The battle that made him into a Chilean hero was the assault and capture of the Morro de Arica (Arica Cape), that took place on June 7, 1880. General Baquedano just ordered him to capture this city, and left him to plan the attack on his own . Lagos decided on a frontal assault with only 4,000 infantrymen, divided into three groups. The targets were the 3 main defenses of the city: the East fort, the Ciudadela (Citadel) fort and finally the Cape fort. The defeat of the Peruvian defenders at the first two forts, caught by surprise, was very quick. The Peruvians then retreated towards their main defense, bravely fighting back and trying to reorganize their lines. At that point, Lagos' idea was to wait for reinforcements before finally storming the Cape. Nevertheless, an unidentified soldier shouted "¡Al morro muchachos!" ("To the Cape, boys!"), causing the mass assault. This action altogether - from the initial attack to the capture of the Cape - took only 55 minutes.

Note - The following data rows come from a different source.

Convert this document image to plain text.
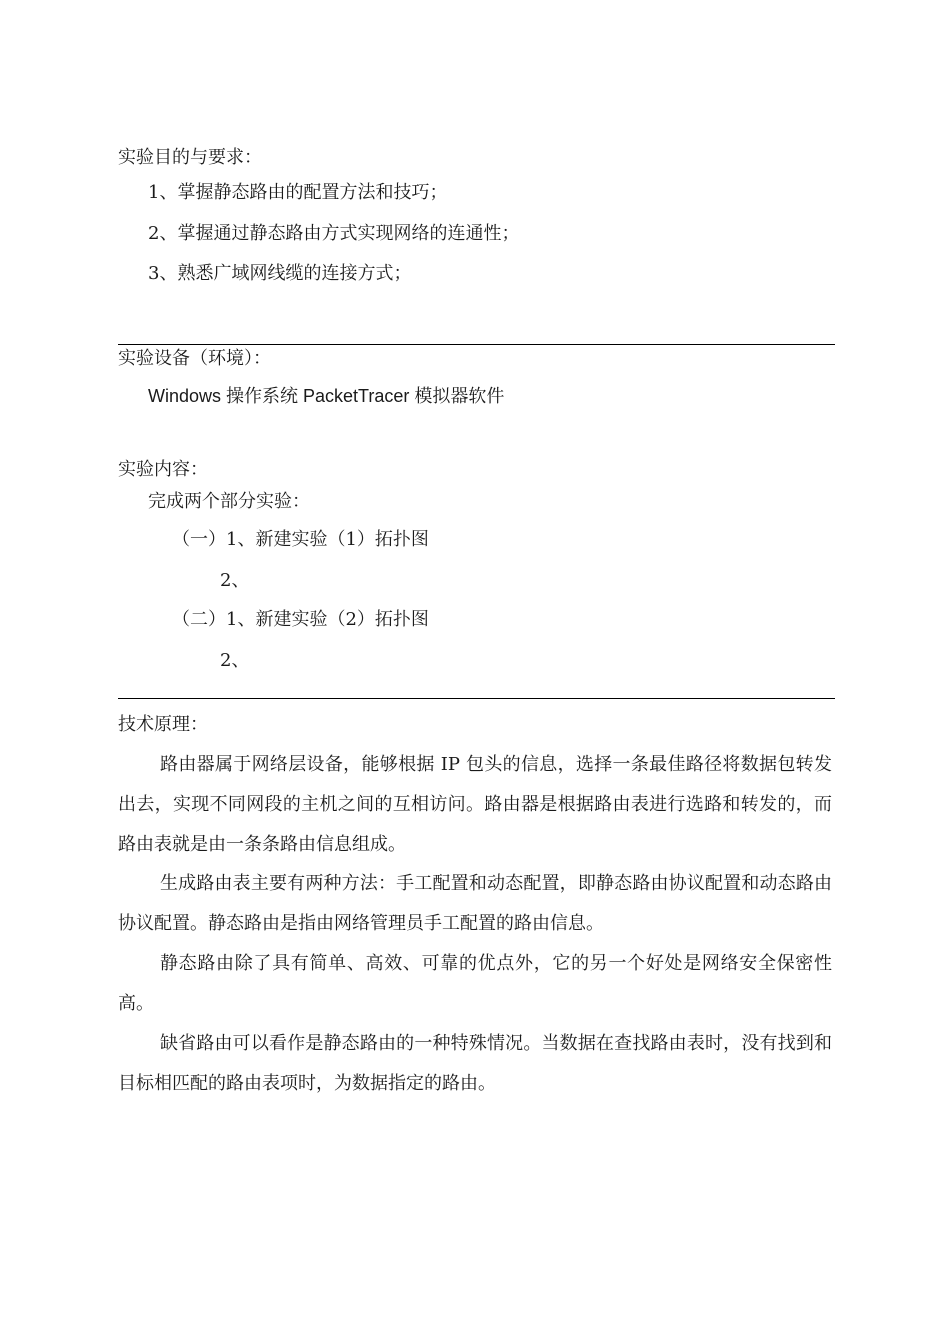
实验目的与要求：
1、掌握静态路由的配置方法和技巧；
2、掌握通过静态路由方式实现网络的连通性；
3、熟悉广域网线缆的连接方式；
实验设备（环境）：
Windows 操作系统 PacketTracer 模拟器软件
实验内容：
完成两个部分实验：
（一）1、新建实验（1）拓扑图
2、
（二）1、新建实验（2）拓扑图
2、
技术原理：
路由器属于网络层设备，能够根据 IP 包头的信息，选择一条最佳路径将数据包转发出去，实现不同网段的主机之间的互相访问。路由器是根据路由表进行选路和转发的，而路由表就是由一条条路由信息组成。
生成路由表主要有两种方法：手工配置和动态配置，即静态路由协议配置和动态路由协议配置。静态路由是指由网络管理员手工配置的路由信息。
静态路由除了具有简单、高效、可靠的优点外，它的另一个好处是网络安全保密性高。
缺省路由可以看作是静态路由的一种特殊情况。当数据在查找路由表时，没有找到和目标相匹配的路由表项时，为数据指定的路由。
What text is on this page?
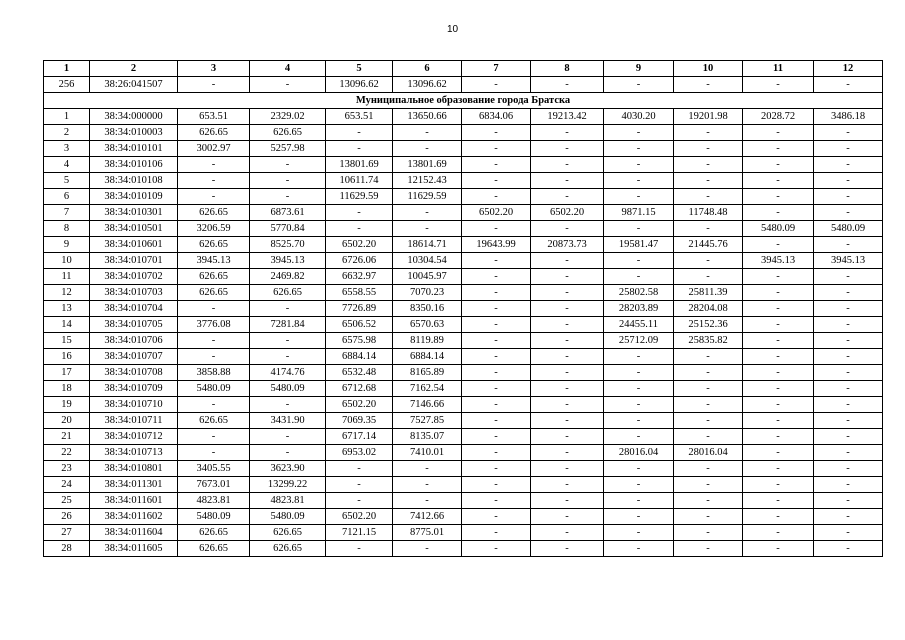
10
1	2	3	4	5	6	7	8	9	10	11	12
256	38:26:041507	-	-	13096.62	13096.62	-	-	-	-	-	-
Муниципальное образование города Братска											
1	38:34:000000	653.51	2329.02	653.51	13650.66	6834.06	19213.42	4030.20	19201.98	2028.72	3486.18
2	38:34:010003	626.65	626.65	-	-	-	-	-	-	-	-
3	38:34:010101	3002.97	5257.98	-	-	-	-	-	-	-	-
4	38:34:010106	-	-	13801.69	13801.69	-	-	-	-	-	-
5	38:34:010108	-	-	10611.74	12152.43	-	-	-	-	-	-
6	38:34:010109	-	-	11629.59	11629.59	-	-	-	-	-	-
7	38:34:010301	626.65	6873.61	-	-	6502.20	6502.20	9871.15	11748.48	-	-
8	38:34:010501	3206.59	5770.84	-	-	-	-	-	-	5480.09	5480.09
9	38:34:010601	626.65	8525.70	6502.20	18614.71	19643.99	20873.73	19581.47	21445.76	-	-
10	38:34:010701	3945.13	3945.13	6726.06	10304.54	-	-	-	-	3945.13	3945.13
11	38:34:010702	626.65	2469.82	6632.97	10045.97	-	-	-	-	-	-
12	38:34:010703	626.65	626.65	6558.55	7070.23	-	-	25802.58	25811.39	-	-
13	38:34:010704	-	-	7726.89	8350.16	-	-	28203.89	28204.08	-	-
14	38:34:010705	3776.08	7281.84	6506.52	6570.63	-	-	24455.11	25152.36	-	-
15	38:34:010706	-	-	6575.98	8119.89	-	-	25712.09	25835.82	-	-
16	38:34:010707	-	-	6884.14	6884.14	-	-	-	-	-	-
17	38:34:010708	3858.88	4174.76	6532.48	8165.89	-	-	-	-	-	-
18	38:34:010709	5480.09	5480.09	6712.68	7162.54	-	-	-	-	-	-
19	38:34:010710	-	-	6502.20	7146.66	-	-	-	-	-	-
20	38:34:010711	626.65	3431.90	7069.35	7527.85	-	-	-	-	-	-
21	38:34:010712	-	-	6717.14	8135.07	-	-	-	-	-	-
22	38:34:010713	-	-	6953.02	7410.01	-	-	28016.04	28016.04	-	-
23	38:34:010801	3405.55	3623.90	-	-	-	-	-	-	-	-
24	38:34:011301	7673.01	13299.22	-	-	-	-	-	-	-	-
25	38:34:011601	4823.81	4823.81	-	-	-	-	-	-	-	-
26	38:34:011602	5480.09	5480.09	6502.20	7412.66	-	-	-	-	-	-
27	38:34:011604	626.65	626.65	7121.15	8775.01	-	-	-	-	-	-
28	38:34:011605	626.65	626.65	-	-	-	-	-	-	-	-
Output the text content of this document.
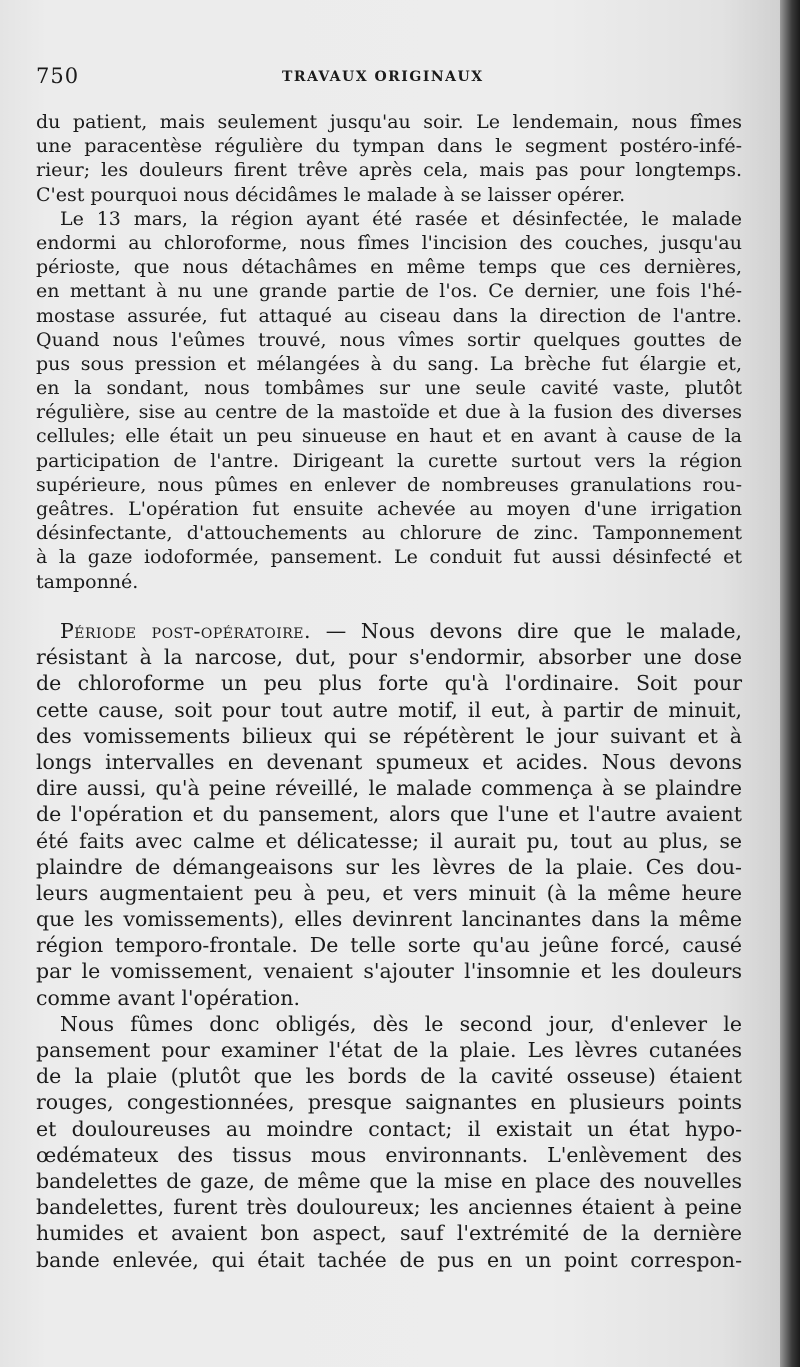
750	TRAVAUX ORIGINAUX
du patient, mais seulement jusqu'au soir. Le lendemain, nous fîmes
une paracentèse régulière du tympan dans le segment postéro-infé-
rieur; les douleurs firent trêve après cela, mais pas pour longtemps.
C'est pourquoi nous décidâmes le malade à se laisser opérer.
Le 13 mars, la région ayant été rasée et désinfectée, le malade
endormi au chloroforme, nous fîmes l'incision des couches, jusqu'au
périoste, que nous détachâmes en même temps que ces dernières,
en mettant à nu une grande partie de l'os. Ce dernier, une fois l'hé-
mostase assurée, fut attaqué au ciseau dans la direction de l'antre.
Quand nous l'eûmes trouvé, nous vîmes sortir quelques gouttes de
pus sous pression et mélangées à du sang. La brèche fut élargie et,
en la sondant, nous tombâmes sur une seule cavité vaste, plutôt
régulière, sise au centre de la mastoïde et due à la fusion des diverses
cellules; elle était un peu sinueuse en haut et en avant à cause de la
participation de l'antre. Dirigeant la curette surtout vers la région
supérieure, nous pûmes en enlever de nombreuses granulations rou-
geâtres. L'opération fut ensuite achevée au moyen d'une irrigation
désinfectante, d'attouchements au chlorure de zinc. Tamponnement
à la gaze iodoformée, pansement. Le conduit fut aussi désinfecté et
tamponné.
Période post-opératoire. — Nous devons dire que le malade,
résistant à la narcose, dut, pour s'endormir, absorber une dose
de chloroforme un peu plus forte qu'à l'ordinaire. Soit pour
cette cause, soit pour tout autre motif, il eut, à partir de minuit,
des vomissements bilieux qui se répétèrent le jour suivant et à
longs intervalles en devenant spumeux et acides. Nous devons
dire aussi, qu'à peine réveillé, le malade commença à se plaindre
de l'opération et du pansement, alors que l'une et l'autre avaient
été faits avec calme et délicatesse; il aurait pu, tout au plus, se
plaindre de démangeaisons sur les lèvres de la plaie. Ces dou-
leurs augmentaient peu à peu, et vers minuit (à la même heure
que les vomissements), elles devinrent lancinantes dans la même
région temporo-frontale. De telle sorte qu'au jeûne forcé, causé
par le vomissement, venaient s'ajouter l'insomnie et les douleurs
comme avant l'opération.
Nous fûmes donc obligés, dès le second jour, d'enlever le
pansement pour examiner l'état de la plaie. Les lèvres cutanées
de la plaie (plutôt que les bords de la cavité osseuse) étaient
rouges, congestionnées, presque saignantes en plusieurs points
et douloureuses au moindre contact; il existait un état hypo-
œdémateux des tissus mous environnants. L'enlèvement des
bandelettes de gaze, de même que la mise en place des nouvelles
bandelettes, furent très douloureux; les anciennes étaient à peine
humides et avaient bon aspect, sauf l'extrémité de la dernière
bande enlevée, qui était tachée de pus en un point correspon-
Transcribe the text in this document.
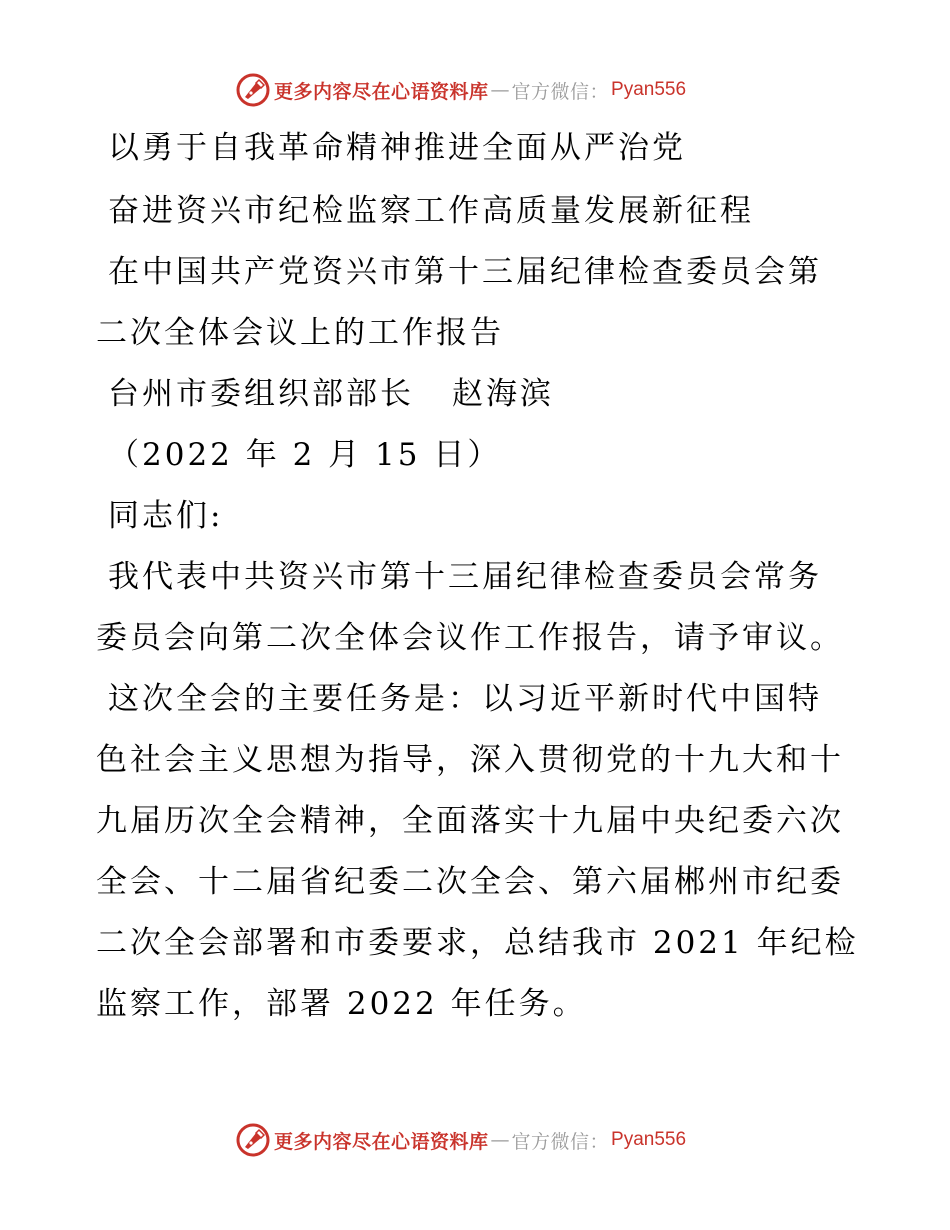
更多内容尽在心语资料库 — 官方微信： Pyan556

以勇于自我革命精神推进全面从严治党

奋进资兴市纪检监察工作高质量发展新征程

在中国共产党资兴市第十三届纪律检查委员会第

二次全体会议上的工作报告

台州市委组织部部长 赵海滨

（2022 年 2 月 15 日）

同志们:

我代表中共资兴市第十三届纪律检查委员会常务

委员会向第二次全体会议作工作报告，请予审议。

这次全会的主要任务是：以习近平新时代中国特

色社会主义思想为指导，深入贯彻党的十九大和十

九届历次全会精神，全面落实十九届中央纪委六次

全会、十二届省纪委二次全会、第六届郴州市纪委

二次全会部署和市委要求，总结我市 2021 年纪检

监察工作，部署 2022 年任务。

更多内容尽在心语资料库 — 官方微信： Pyan556
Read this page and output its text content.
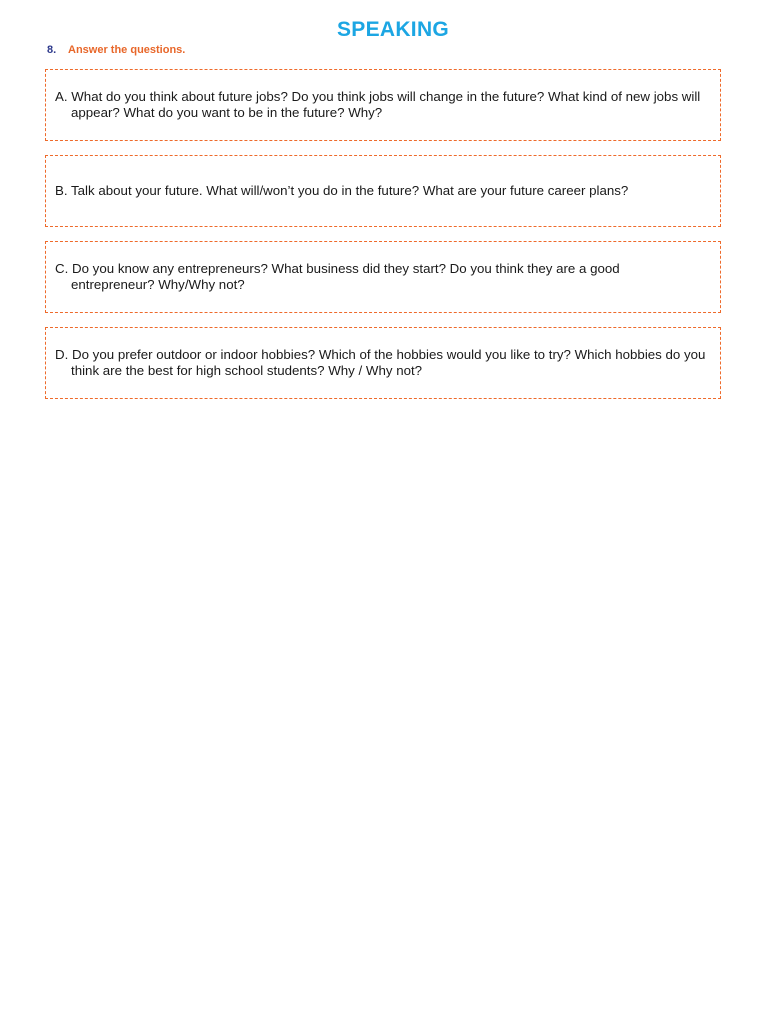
SPEAKING
8. Answer the questions.
A. What do you think about future jobs? Do you think jobs will change in the future? What kind of new jobs will appear? What do you want to be in the future? Why?
B. Talk about your future. What will/won’t you do in the future? What are your future career plans?
C. Do you know any entrepreneurs? What business did they start? Do you think they are a good entrepreneur? Why/Why not?
D. Do you prefer outdoor or indoor hobbies? Which of the hobbies would you like to try? Which hobbies do you think are the best for high school students? Why / Why not?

The feat was heroic, but it was marred by the lack of control over the assaulting troops, that led to a widespread killing of the surviving Peruvian soldiers and the citizens of the already surrendered city, which was looted.

===Aftermath===
A military man until the end, Pedro Lagos also had a valuable participation in the Lima Campaign, where he fought at the battles of San Juan and Miraflores. In March 1881, he was named Commander in Chief of the Occupation Army to replace General Baquedano, who returned to Chile. His short stint as head of the Chilean forces in Peru was highly controversial, due to his strict disciplinary measures against the citizens of Lima. On 18 June 1881, the Chilean Senate promoted him to Brigadier General, sent him back to Chile and appointed him chief of the Service Examination Commission. Finally, he was named Commander-at-Arms of the Santiago garrison on 23 November 1881. He died on 18 January 1884, in the city of Concepción.